Washington College recruited Jordan Finnegan ’12 to play tennis, but the liberal arts experience has given her so much more than an impressive win-loss record (to date, Jordan has accumulated a career record of 47-14 in singles and 58-8 in doubles.) The first-year student who came to college unsure of exactly what she wanted to study has truly found her passion and is now applying for Physician Assistant graduate programs.
Jordan first embarked on a pre-law curriculum, but as she explored her requisite courses she found an affinity for biology, which led her to the psychology department. The psychology major with a biology minor says, “Without the exposure a liberal arts education provides, I wouldn’t have been able to experience the various disciplines that have led me to where I am now.”
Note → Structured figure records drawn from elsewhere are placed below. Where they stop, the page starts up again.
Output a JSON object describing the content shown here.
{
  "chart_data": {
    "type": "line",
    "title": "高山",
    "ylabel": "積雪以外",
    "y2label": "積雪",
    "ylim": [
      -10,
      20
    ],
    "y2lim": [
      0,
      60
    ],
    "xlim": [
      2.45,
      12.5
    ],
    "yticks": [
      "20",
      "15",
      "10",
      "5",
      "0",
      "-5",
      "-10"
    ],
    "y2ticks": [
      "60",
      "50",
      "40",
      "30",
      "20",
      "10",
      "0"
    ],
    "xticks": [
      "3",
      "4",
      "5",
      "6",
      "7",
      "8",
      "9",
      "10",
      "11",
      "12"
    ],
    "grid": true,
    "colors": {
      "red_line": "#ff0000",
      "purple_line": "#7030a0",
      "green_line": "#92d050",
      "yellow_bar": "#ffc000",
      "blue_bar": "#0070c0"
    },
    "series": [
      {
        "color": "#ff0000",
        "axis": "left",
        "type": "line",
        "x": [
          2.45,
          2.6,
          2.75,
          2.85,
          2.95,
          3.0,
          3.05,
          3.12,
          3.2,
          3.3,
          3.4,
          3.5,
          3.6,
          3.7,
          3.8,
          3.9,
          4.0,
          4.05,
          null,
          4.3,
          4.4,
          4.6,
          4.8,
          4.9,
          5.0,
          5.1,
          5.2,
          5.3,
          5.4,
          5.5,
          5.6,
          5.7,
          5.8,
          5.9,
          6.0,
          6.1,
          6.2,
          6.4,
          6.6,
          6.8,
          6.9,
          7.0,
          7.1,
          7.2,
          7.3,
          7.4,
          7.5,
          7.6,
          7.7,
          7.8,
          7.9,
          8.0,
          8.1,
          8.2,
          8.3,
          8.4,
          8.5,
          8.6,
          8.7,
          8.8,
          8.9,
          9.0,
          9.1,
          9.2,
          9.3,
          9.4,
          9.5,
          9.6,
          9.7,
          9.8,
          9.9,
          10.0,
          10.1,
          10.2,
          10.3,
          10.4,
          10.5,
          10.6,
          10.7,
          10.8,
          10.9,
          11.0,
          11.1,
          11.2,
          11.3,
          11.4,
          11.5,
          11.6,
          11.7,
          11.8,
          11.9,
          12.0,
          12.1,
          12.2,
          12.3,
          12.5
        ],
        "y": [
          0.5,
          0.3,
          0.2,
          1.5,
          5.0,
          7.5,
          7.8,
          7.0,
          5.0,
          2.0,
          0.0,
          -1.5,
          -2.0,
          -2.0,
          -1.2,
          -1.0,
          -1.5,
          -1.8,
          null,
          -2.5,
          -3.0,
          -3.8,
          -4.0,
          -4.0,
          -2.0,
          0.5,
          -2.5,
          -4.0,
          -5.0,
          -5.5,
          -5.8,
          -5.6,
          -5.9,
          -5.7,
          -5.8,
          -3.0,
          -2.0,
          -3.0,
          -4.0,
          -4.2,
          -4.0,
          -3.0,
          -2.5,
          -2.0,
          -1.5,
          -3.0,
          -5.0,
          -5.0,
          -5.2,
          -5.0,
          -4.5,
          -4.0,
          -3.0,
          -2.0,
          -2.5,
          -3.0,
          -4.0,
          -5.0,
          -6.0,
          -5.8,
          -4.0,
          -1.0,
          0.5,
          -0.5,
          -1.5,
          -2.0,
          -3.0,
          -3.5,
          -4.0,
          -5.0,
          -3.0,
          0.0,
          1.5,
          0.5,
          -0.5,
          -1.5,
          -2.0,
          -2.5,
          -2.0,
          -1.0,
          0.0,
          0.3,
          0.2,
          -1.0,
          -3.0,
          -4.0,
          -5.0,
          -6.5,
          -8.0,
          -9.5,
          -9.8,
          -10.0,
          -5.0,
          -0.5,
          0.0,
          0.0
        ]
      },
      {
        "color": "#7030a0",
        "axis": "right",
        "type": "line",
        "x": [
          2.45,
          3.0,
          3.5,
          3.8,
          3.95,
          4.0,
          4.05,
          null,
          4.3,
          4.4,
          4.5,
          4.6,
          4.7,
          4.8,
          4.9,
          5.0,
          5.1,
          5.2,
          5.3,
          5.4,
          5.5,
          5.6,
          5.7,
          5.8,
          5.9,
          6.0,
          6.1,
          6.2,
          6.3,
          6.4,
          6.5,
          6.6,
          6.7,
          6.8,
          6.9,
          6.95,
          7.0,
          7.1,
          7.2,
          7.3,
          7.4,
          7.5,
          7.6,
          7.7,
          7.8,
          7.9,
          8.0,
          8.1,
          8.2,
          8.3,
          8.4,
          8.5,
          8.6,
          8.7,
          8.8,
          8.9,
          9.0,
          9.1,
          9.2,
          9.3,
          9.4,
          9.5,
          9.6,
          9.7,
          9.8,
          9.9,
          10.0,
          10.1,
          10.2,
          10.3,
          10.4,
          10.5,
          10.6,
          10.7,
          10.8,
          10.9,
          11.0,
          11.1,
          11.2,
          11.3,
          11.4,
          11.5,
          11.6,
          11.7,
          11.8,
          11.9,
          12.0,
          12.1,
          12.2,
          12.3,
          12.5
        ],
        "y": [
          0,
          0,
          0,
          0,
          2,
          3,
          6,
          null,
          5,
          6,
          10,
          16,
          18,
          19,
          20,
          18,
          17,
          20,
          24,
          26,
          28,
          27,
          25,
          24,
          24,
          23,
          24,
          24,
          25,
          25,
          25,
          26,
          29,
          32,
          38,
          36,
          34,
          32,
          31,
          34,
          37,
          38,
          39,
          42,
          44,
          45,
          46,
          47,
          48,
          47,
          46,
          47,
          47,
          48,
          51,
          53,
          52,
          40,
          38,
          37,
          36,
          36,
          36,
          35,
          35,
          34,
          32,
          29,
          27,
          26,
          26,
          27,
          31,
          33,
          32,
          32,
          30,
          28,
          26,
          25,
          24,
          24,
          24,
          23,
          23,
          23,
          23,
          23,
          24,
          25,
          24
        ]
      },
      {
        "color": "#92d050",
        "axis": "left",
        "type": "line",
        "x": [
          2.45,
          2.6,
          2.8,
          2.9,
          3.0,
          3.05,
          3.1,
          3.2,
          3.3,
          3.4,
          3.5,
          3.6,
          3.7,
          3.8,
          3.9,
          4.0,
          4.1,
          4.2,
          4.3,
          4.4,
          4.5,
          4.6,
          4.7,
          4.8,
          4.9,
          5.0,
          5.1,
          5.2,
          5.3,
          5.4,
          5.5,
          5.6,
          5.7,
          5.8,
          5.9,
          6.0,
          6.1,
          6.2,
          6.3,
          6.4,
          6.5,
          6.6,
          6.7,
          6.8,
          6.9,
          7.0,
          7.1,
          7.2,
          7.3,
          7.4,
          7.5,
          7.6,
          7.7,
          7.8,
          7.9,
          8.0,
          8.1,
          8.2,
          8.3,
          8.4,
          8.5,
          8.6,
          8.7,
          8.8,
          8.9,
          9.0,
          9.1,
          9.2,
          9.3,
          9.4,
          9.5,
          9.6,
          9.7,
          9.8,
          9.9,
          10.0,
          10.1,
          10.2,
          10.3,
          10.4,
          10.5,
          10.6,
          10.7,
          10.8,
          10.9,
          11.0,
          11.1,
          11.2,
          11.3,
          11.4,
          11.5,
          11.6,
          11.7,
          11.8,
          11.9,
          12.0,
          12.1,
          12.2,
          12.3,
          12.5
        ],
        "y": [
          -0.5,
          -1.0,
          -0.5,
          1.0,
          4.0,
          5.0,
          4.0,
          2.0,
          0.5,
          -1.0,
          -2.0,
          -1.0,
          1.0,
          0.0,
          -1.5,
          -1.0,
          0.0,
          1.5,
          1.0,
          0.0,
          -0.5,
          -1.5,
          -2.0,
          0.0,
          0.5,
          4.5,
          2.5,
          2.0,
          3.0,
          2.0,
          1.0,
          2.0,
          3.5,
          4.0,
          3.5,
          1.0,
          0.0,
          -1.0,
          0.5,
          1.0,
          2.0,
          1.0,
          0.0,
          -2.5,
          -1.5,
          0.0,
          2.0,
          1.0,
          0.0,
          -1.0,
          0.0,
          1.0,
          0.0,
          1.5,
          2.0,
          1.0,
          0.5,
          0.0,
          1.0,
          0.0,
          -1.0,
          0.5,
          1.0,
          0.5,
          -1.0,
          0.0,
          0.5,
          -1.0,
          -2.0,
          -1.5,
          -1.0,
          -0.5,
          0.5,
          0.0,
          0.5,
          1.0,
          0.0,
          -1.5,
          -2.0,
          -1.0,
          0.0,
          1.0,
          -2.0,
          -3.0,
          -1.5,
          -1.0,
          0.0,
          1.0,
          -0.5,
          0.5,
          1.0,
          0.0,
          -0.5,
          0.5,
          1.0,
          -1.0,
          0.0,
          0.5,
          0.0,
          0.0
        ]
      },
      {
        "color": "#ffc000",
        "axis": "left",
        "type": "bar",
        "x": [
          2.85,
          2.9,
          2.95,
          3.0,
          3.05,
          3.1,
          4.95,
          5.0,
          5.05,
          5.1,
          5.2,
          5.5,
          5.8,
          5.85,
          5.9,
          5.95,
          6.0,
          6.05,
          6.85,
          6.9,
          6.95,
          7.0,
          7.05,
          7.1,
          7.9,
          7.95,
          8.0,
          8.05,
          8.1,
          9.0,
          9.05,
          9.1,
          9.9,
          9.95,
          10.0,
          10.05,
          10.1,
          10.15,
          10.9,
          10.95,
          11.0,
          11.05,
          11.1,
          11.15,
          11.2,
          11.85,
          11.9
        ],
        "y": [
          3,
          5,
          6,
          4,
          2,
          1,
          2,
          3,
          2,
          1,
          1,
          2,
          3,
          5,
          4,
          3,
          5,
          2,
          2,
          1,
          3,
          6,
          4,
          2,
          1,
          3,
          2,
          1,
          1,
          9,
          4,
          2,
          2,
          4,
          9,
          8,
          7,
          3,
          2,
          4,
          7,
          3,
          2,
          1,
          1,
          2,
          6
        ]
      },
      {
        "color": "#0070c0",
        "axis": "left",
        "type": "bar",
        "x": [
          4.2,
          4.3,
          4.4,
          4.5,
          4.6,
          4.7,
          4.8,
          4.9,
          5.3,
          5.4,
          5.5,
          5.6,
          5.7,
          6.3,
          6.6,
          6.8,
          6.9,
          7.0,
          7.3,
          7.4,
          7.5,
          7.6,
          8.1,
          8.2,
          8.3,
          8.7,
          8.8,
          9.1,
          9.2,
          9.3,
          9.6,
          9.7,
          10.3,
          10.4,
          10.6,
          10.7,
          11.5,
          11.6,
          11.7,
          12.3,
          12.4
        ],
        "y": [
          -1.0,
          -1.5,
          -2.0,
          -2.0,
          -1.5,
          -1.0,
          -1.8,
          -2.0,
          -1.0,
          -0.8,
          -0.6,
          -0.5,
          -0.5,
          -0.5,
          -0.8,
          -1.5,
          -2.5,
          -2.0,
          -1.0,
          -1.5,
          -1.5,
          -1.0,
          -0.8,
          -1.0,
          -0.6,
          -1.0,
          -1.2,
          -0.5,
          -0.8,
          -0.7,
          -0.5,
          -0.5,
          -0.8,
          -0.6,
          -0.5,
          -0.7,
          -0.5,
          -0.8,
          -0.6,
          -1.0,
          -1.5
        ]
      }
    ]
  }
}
She absolutely loves the faculty in the psych department, saying “each professor is unique, and each brings a totally different perspective to the courses they teach.” Her advisor, Professor Lauren Littlefield, always has the time to listen, to weigh her questions and “to find a way to connect.” She also enjoys unique relationships with the other faculty members in the department. “Paying attention in class is never difficult because everyone encourages questions, and classes always seem to be about interesting topics.”
Jordan considers her dual role as a student-athlete. “It’s tough to balance sports and academics, especially now with as many labs as I have this fall and the fact that we practice two hours a day, even in the off-season, and lift weights twice a week—it really teaches you time-management skills.”
With her sights set on a career as a Physician Assistant, Jordan spent last summer accumulating clinical hours in a doctor’s office in her hometown of Wilmington, DE, and working as a counselor at a camp for children with cancer at St. Andrews School in nearby Middletown.
And then there’s her senior thesis: “My proposed title for my thesis is: Trends and Debate in the Diagnosis and Prevalence of Autism.” She explains that some conditions thought to be distinct may well be only points on a continuum.
“The broadened diagnostic criterion for Autism Spectrum Disorders, in which for example, Asperger’s Disorder is included as a separate diagnosis from Autistic Disorder, has created difficulty for professionals in making a clear distinction between the two disorders,” she says. “One thing my thesis will explore is whether Autistic Disorder and Asperger’s Disorder are or should be classified as two distinct disorders. I predict a majority of professionals believe the differences in language acquisition are not significant enough to separate the two disorders or that both do not possess enough definitive differences. Mainly I will be focusing on whether the current increase in Autistic Disorder diagnosis is due to an actual increase in incidence or whether the diagnosis of this disorder is increasing.”
For all that she has going on in her life, Jordan seems to be comfortable, a sure sign that she has a sense of balance that includes school, sports and her future.